I'm a Victorian freelance writer & photographer living in the Macedon Ranges north of Melbourne.
Published June 7th 2012
It gave Port Phillip the reputation of the most fortified port facility in the southern hemisphere but the guns of Fort Queenscliff were never fired in anger.
During the 1850s, at the height of the gold rush and shortly after the outbreak of the Crimean War, storehouses full of bullion fuelled fears that the colony of Victoria might become a target for French or Russian expansionism in the Pacific. That fear led to the recommendation in 1859 that Port Phillip Heads be fortified.

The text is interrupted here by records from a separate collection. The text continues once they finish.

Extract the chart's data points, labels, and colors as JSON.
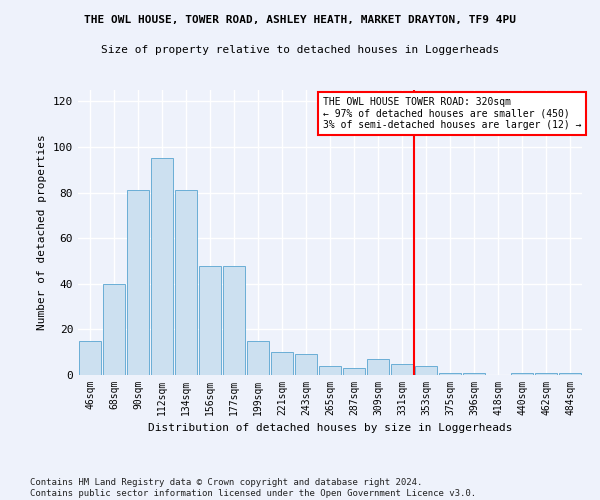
{
  "title_line1": "THE OWL HOUSE, TOWER ROAD, ASHLEY HEATH, MARKET DRAYTON, TF9 4PU",
  "title_line2": "Size of property relative to detached houses in Loggerheads",
  "xlabel": "Distribution of detached houses by size in Loggerheads",
  "ylabel": "Number of detached properties",
  "footnote": "Contains HM Land Registry data © Crown copyright and database right 2024.\nContains public sector information licensed under the Open Government Licence v3.0.",
  "bar_labels": [
    "46sqm",
    "68sqm",
    "90sqm",
    "112sqm",
    "134sqm",
    "156sqm",
    "177sqm",
    "199sqm",
    "221sqm",
    "243sqm",
    "265sqm",
    "287sqm",
    "309sqm",
    "331sqm",
    "353sqm",
    "375sqm",
    "396sqm",
    "418sqm",
    "440sqm",
    "462sqm",
    "484sqm"
  ],
  "bar_values": [
    15,
    40,
    81,
    95,
    81,
    48,
    48,
    15,
    10,
    9,
    4,
    3,
    7,
    5,
    4,
    1,
    1,
    0,
    1,
    1,
    1
  ],
  "bar_color": "#cce0f0",
  "bar_edgecolor": "#6aaed6",
  "vline_x": 13.5,
  "vline_color": "red",
  "annotation_title": "THE OWL HOUSE TOWER ROAD: 320sqm",
  "annotation_line1": "← 97% of detached houses are smaller (450)",
  "annotation_line2": "3% of semi-detached houses are larger (12) →",
  "ylim": [
    0,
    125
  ],
  "yticks": [
    0,
    20,
    40,
    60,
    80,
    100,
    120
  ],
  "background_color": "#eef2fb",
  "grid_color": "#ffffff"
}
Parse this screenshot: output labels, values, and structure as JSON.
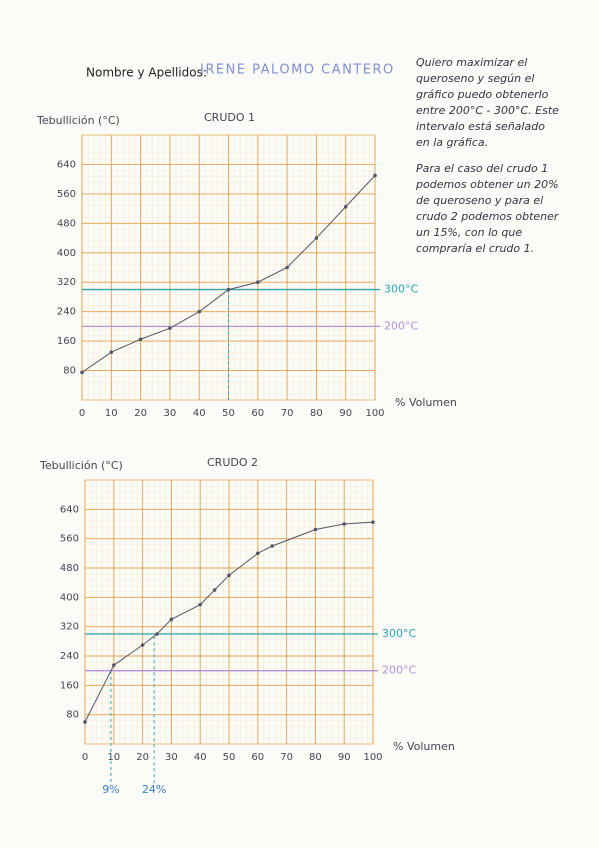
{
  "header": {
    "label": "Nombre y Apellidos:",
    "name": "IRENE PALOMO CANTERO"
  },
  "notes": [
    "Quiero maximizar el",
    "queroseno y según el",
    "gráfico puedo obtenerlo",
    "entre 200°C - 300°C. Este",
    "intervalo está señalado",
    "en la gráfica.",
    "Para el caso del crudo 1",
    "podemos obtener un 20%",
    "de queroseno y para el",
    "crudo 2 podemos obtener",
    "un 15%, con lo que",
    "compraría el crudo 1."
  ],
  "chart_data": [
    {
      "type": "line",
      "title": "CRUDO 1",
      "y_label": "Tebullición (°C)",
      "x_label": "% Volumen",
      "x": [
        0,
        10,
        20,
        30,
        40,
        50,
        60,
        70,
        80,
        90,
        100
      ],
      "series": [
        {
          "color": "#555566",
          "values": [
            75,
            130,
            165,
            195,
            240,
            300,
            320,
            360,
            440,
            525,
            610
          ]
        }
      ],
      "xlim": [
        0,
        100
      ],
      "ylim": [
        0,
        720
      ],
      "xticks": [
        0,
        10,
        20,
        30,
        40,
        50,
        60,
        70,
        80,
        90,
        100
      ],
      "yticks": [
        80,
        160,
        240,
        320,
        400,
        480,
        560,
        640
      ],
      "grid": true,
      "reference_lines": [
        {
          "value": 300,
          "label": "300°C",
          "color": "#2aa6b4"
        },
        {
          "value": 200,
          "label": "200°C",
          "color": "#b690da"
        }
      ],
      "markers": [
        {
          "x": 50
        }
      ]
    },
    {
      "type": "line",
      "title": "CRUDO 2",
      "y_label": "Tebullición (°C)",
      "x_label": "% Volumen",
      "x": [
        0,
        10,
        20,
        25,
        30,
        40,
        45,
        50,
        60,
        65,
        80,
        90,
        100
      ],
      "series": [
        {
          "color": "#555566",
          "values": [
            60,
            215,
            270,
            300,
            340,
            380,
            420,
            460,
            520,
            540,
            585,
            600,
            605
          ]
        }
      ],
      "xlim": [
        0,
        100
      ],
      "ylim": [
        0,
        720
      ],
      "xticks": [
        0,
        10,
        20,
        30,
        40,
        50,
        60,
        70,
        80,
        90,
        100
      ],
      "yticks": [
        80,
        160,
        240,
        320,
        400,
        480,
        560,
        640
      ],
      "grid": true,
      "reference_lines": [
        {
          "value": 300,
          "label": "300°C",
          "color": "#2aa6b4"
        },
        {
          "value": 200,
          "label": "200°C",
          "color": "#b690da"
        }
      ],
      "markers": [
        {
          "x": 9,
          "label": "9%"
        },
        {
          "x": 24,
          "label": "24%"
        }
      ]
    }
  ]
}
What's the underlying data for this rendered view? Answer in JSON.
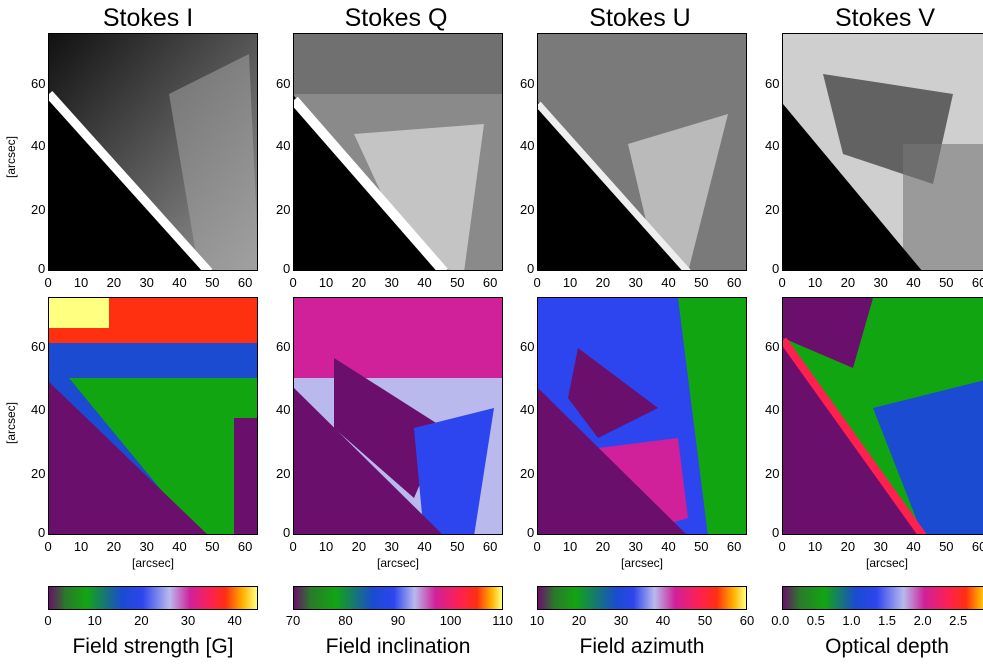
{
  "titles": [
    "Stokes I",
    "Stokes Q",
    "Stokes U",
    "Stokes V"
  ],
  "axis": {
    "y_ticks": [
      "0",
      "20",
      "40",
      "60"
    ],
    "x_ticks": [
      "0",
      "10",
      "20",
      "30",
      "40",
      "50",
      "60"
    ],
    "y_label": "[arcsec]",
    "x_label": "[arcsec]"
  },
  "colorbars": [
    {
      "label": "Field strength [G]",
      "ticks": [
        "0",
        "10",
        "20",
        "30",
        "40"
      ]
    },
    {
      "label": "Field inclination",
      "ticks": [
        "70",
        "80",
        "90",
        "100",
        "110"
      ]
    },
    {
      "label": "Field azimuth",
      "ticks": [
        "10",
        "20",
        "30",
        "40",
        "50",
        "60"
      ]
    },
    {
      "label": "Optical depth",
      "ticks": [
        "0.0",
        "0.5",
        "1.0",
        "1.5",
        "2.0",
        "2.5"
      ]
    }
  ],
  "colors": {
    "cmap": [
      "#6a0f6b",
      "#2a7a2a",
      "#12a512",
      "#1a4bd1",
      "#2d45ee",
      "#b9b9ee",
      "#d0209a",
      "#ff2050",
      "#ff3010",
      "#ffb000",
      "#ffff80"
    ],
    "off_limb_color": "#6a0f6b"
  }
}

Work on fortifications at Shortland's Bluff began in 1860 with the construction of a sea wall housing heavy guns. By 1864 the first permanent battery was in place above the sea wall and comprised four 68 pound, muzzle-loading cannon manned by volunteer artillerymen.
A further two batteries were completed in1882 and by 1886 the fortifications at Queenscliff were complete.
Several period weapons can be viewed on the lawn at the Fort's main gate.
The finished Fort comprised a wall of handmade bricks with firing loopholes provided at intervals throughout its length. A raised mound of earth was built up inside the wall from which defenders could fire on an approaching enemy. The entire perimeter was surrounded by a moat with access gained through two large gates each fronted by a wooden bridge.
The north wall included a fort within a fort. Called the 'keep' it was a self-contained, raised watch tower overseeing the landward approaches and manned by a small force able to fight on if the main garrison was over run.
The 'Keep' was a fort wthin the fort. Here the defenders would make a last stand in the event the fort proper was over-run.
The fort eventually became the headquarters for a chain of defences which developed around Port Phillip Heads including Fort Nepean, on the eastern side of The Rip, and the man-made island gun emplacements at Pope's Eye and South Channel Fort.
Concrete magazines held the shells and powder used by Fort Queenscliff's defenders.
It was from Fort Queenscliff that the order to fire the first Allied shots of World War 1 was given, directing Fort Nepean to fire on the German freighter PFALZ as she attempted to flee the Port of Melbourne at the outbreak of war.
Ironically the very same gun also fired the first Allied shot of World War 2.
At 9.15 PM on September 3rd 1939 the 820 ton coastal steamer WONIORA passed through the heads as she returned to Melbourne from Tasmania. When she failed to stop as directed Fort Nepean fired a 100-pound shell across her bow. Needless to say the WONIORA heaved-too.
Today Fort Queenscliff is both home to a unit of the Australian Regular Army and a meticulously maintained historic site.
The original command post, signal station, guardroom, cell block, barracks and two lighthouses together with a range of weapons have all been carefully restored and are supplemented by a small but excellent military museum.
Without doubt, time taken to tour Fort Queenscliff, the largest and best preserved of Australia's 19th century fortifications, is time well spent.